Se gli americani scoprono le zone grigie della politica – IlGiornale.it
9 years ago
Le manovre poco trasparenti dei partiti irritano un elettorato che si sente beffato
New York – La notte americana è sempre più buia, ma con qualche lampo improvviso. La tensione è molto forte e si riversa ormai sulle strade, diventa contestazione e si ritorce contro la politica, che urla o balbetta.
Almeno finora.
Gli americani si chiedono che razza di sistema sia quello delle loro primarie, se poi decidono le grandi compagnie finanziatrici e i funzionari di partito.
Scoprono che, come nella «Fattoria degli animali» di Orwell, tutti sono uguali ma alcuni più uguali degli altri perché hanno in tasca i super-delegates capaci di ribaltare il tavolo. Ed ecco spiegato perché Hillary Clinton di rimanere in testa al testardo Bernie Sanders, benché quest’ultimo la metta al tappeto, Stato dopo Stato. E poi vedono che le grandi aziende hanno speso miliardi nell’anti-pubblicità, quella in cui paghi per demolire l’avversario e non per mandare avanti il tuo.
Naturalmente la piramide che barcolla di più è quella di Trump che spera fra pochi giorni di rifarsi a New York. Tutti sperano di rifarsi a New York. Trump perché l’ha asfaltata di case popolari, Bernie Sanders perché viene dagli anfratti degli ebrei polacchi di Brooklyn, Hillary Clinton perché ha nella Grande Mela il suo seggio senatoriale e Ted Cruz perché sta organizzando i tumulti elettorali contro Trump in territorio nemico. Ma questi Orazi e Curiazi appaiono piuttosto incerti e barcollanti.
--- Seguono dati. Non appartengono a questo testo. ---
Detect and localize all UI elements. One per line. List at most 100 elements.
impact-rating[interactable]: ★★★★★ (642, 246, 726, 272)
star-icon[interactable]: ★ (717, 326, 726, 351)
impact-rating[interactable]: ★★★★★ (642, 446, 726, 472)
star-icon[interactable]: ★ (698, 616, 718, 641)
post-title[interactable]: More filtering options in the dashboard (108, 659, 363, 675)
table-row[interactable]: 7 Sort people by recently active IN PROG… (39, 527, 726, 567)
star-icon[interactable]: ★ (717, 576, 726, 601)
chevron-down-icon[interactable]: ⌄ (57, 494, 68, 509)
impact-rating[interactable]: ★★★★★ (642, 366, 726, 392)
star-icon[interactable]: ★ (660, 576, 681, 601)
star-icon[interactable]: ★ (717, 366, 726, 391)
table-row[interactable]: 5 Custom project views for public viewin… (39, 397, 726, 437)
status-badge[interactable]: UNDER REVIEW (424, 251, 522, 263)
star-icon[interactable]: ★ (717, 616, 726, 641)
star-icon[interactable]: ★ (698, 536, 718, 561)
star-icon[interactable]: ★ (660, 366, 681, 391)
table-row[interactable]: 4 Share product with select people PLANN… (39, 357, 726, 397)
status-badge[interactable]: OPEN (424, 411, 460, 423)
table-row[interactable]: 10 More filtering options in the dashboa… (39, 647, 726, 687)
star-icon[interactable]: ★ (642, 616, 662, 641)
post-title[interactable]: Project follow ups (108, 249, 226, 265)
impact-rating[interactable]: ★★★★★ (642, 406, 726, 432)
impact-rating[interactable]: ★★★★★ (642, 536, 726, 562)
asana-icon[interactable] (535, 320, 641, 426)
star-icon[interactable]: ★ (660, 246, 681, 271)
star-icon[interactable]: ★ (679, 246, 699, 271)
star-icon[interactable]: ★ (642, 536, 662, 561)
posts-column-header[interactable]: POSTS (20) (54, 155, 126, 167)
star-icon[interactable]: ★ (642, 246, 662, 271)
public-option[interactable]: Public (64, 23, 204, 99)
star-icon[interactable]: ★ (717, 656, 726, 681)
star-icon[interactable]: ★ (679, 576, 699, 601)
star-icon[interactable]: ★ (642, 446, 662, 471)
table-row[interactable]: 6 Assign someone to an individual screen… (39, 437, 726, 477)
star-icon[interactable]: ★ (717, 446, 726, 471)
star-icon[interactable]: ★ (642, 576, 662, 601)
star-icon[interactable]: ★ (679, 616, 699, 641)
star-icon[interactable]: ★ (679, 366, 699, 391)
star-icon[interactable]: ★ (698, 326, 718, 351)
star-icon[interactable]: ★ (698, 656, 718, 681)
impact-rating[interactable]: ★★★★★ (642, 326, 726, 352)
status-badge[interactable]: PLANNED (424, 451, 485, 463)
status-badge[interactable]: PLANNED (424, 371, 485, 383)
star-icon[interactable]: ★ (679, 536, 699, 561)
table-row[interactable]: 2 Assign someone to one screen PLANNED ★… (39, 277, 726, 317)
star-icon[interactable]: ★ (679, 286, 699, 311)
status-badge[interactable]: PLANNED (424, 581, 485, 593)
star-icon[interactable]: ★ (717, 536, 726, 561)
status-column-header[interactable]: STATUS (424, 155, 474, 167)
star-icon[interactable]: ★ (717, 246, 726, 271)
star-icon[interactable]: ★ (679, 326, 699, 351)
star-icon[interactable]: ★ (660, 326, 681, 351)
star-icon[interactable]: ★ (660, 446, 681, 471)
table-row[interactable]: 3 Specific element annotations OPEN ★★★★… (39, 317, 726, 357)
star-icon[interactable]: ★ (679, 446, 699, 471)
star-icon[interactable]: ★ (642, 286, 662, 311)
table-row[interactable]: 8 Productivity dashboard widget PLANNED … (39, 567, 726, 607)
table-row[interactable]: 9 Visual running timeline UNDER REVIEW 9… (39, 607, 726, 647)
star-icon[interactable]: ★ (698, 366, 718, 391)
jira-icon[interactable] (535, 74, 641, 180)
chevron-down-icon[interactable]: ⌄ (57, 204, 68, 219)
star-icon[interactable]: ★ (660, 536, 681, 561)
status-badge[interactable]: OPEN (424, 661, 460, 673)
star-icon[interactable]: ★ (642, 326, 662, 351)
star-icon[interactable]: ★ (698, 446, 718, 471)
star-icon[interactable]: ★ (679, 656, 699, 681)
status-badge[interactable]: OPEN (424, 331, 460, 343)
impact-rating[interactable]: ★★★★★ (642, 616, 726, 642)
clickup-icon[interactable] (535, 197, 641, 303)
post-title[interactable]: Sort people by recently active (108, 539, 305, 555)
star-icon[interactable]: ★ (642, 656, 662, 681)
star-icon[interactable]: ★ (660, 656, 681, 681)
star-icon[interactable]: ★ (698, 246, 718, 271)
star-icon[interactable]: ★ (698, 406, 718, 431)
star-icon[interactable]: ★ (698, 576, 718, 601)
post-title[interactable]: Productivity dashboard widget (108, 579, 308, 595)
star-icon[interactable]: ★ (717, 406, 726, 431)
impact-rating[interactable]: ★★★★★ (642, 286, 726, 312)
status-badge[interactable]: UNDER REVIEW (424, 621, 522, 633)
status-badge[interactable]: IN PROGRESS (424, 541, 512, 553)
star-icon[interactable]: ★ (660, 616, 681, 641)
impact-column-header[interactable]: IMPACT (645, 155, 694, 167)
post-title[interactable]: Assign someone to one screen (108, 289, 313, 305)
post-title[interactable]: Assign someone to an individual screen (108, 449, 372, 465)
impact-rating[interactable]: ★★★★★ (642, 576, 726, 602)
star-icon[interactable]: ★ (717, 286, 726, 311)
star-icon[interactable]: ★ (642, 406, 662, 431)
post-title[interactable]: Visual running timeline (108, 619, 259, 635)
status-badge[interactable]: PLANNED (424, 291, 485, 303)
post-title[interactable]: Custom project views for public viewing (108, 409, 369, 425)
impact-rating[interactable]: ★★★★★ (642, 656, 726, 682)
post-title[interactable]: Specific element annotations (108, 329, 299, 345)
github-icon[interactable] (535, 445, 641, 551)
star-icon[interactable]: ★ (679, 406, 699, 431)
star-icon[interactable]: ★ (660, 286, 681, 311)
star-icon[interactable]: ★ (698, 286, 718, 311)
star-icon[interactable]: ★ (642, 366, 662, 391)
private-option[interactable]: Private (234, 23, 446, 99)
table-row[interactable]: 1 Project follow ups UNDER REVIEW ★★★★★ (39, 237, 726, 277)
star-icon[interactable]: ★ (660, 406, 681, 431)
Questo è lo scenario di fronte al quale si trovano sia l’opinione pubblica, disorientata e anche irritata, che gli stati maggiori dei due partiti. Certo, la situazione dei democratici è meno drammatica perché Hillary Clinton ha dalla sua parte i finanziamenti delle grandi aziende e i quadri dirigenti del partito, in veste di super-delegati. La situazione nel GOP, il grande partito repubblicano, è invece drammatica perché si sono coagulati movimenti che non vogliono portare alcun candidato, ma soltanto sbarrare la strada a Trump. Questo è il motivo per cui spuntano da un giorno all’altro i nomi di possibili candidati fantasma, o candidati a loro insaputa, sui quali i dirigenti e i maggiorenti (e i finanziatori) stanno ragionando. Il primo di questi grandi nomi possibili è venuto fuori annunciato da un bel numero di articoli sui maggiori giornali e proprio ieri è caduto per decisione dello stesso interessato.
È il caso di Paul Ryan , meno che cinquantenne, di destra e però molto libertario, che per una serie di circostanze si è trovato presidente della Camera il 29 ottobre dello scorso anno e da questa posizione era stato considerato naturalmente sulla rampa di lancio verso l Presidenza. Ma Ryan, vistosi chiamare in campo, ha subito detto di no, ha negato di avere alcuna intenzione di candidarsi e ha fatto quanto possibile per tirarsi fuori dal ring. Almeno, è quello che scrive il Washington Post. Inutile chiedersi se questa smentita corrisponda a uno stato d’animo o a un calcolo. Il fatto è che se per caso Ryan accettasse di essere proposto alla Convention, potrebbe poi restare a mani vuote perché nessuno può garantirgli numeri certi. E anche una sconfitta come candidato presidenziale dell’ultimo momento gli taglierebbe le gambe.
Resta il fatto che la voce sia circolata, insieme ad altre e che tiri aria da coltelli in tasca. Prova ne sia che il candidato finora più controverso e danneggiato dagli scontri provocati anche da lui stesso, Donald Trump, improvvisamente emerge come un pacificatore dicendo che per lui andrebbe benissimo avere come vice il suo più feroce nemico interno, da lui umiliato e beffeggiato, Marco Rubio. Ma non soltanto: gli vanno bene adesso anche i governatori John Kasich e Scott Walker, che lo vedono come il fumo negli occhi. Sembra una corsa disperata «Oh sì, lui mi piace perché no?» alla ricerca di uno straccio di unità, senza la quale la candidatura è destinata a spegnersi come un lume di candela.
Per ora la politica è in stallo e la società americana altrettanto. L’antipolitica di cui Trump è stato finora il geniale e rustico interprete, serpeggia nella classe media che comprende i neri di successo, i latinos di successo ma anche i venditori di aspirapolveri e gli agenti immobiliari. Si sentono tutti poveri o impoveriti. Sanders ha facile gioco ad usare l’utopia socialista, così insolita in America: «Che razza di democrazia sarebbe questa, se l’uno per cento della popolazione possiede il novanta per cento della ricchezza?».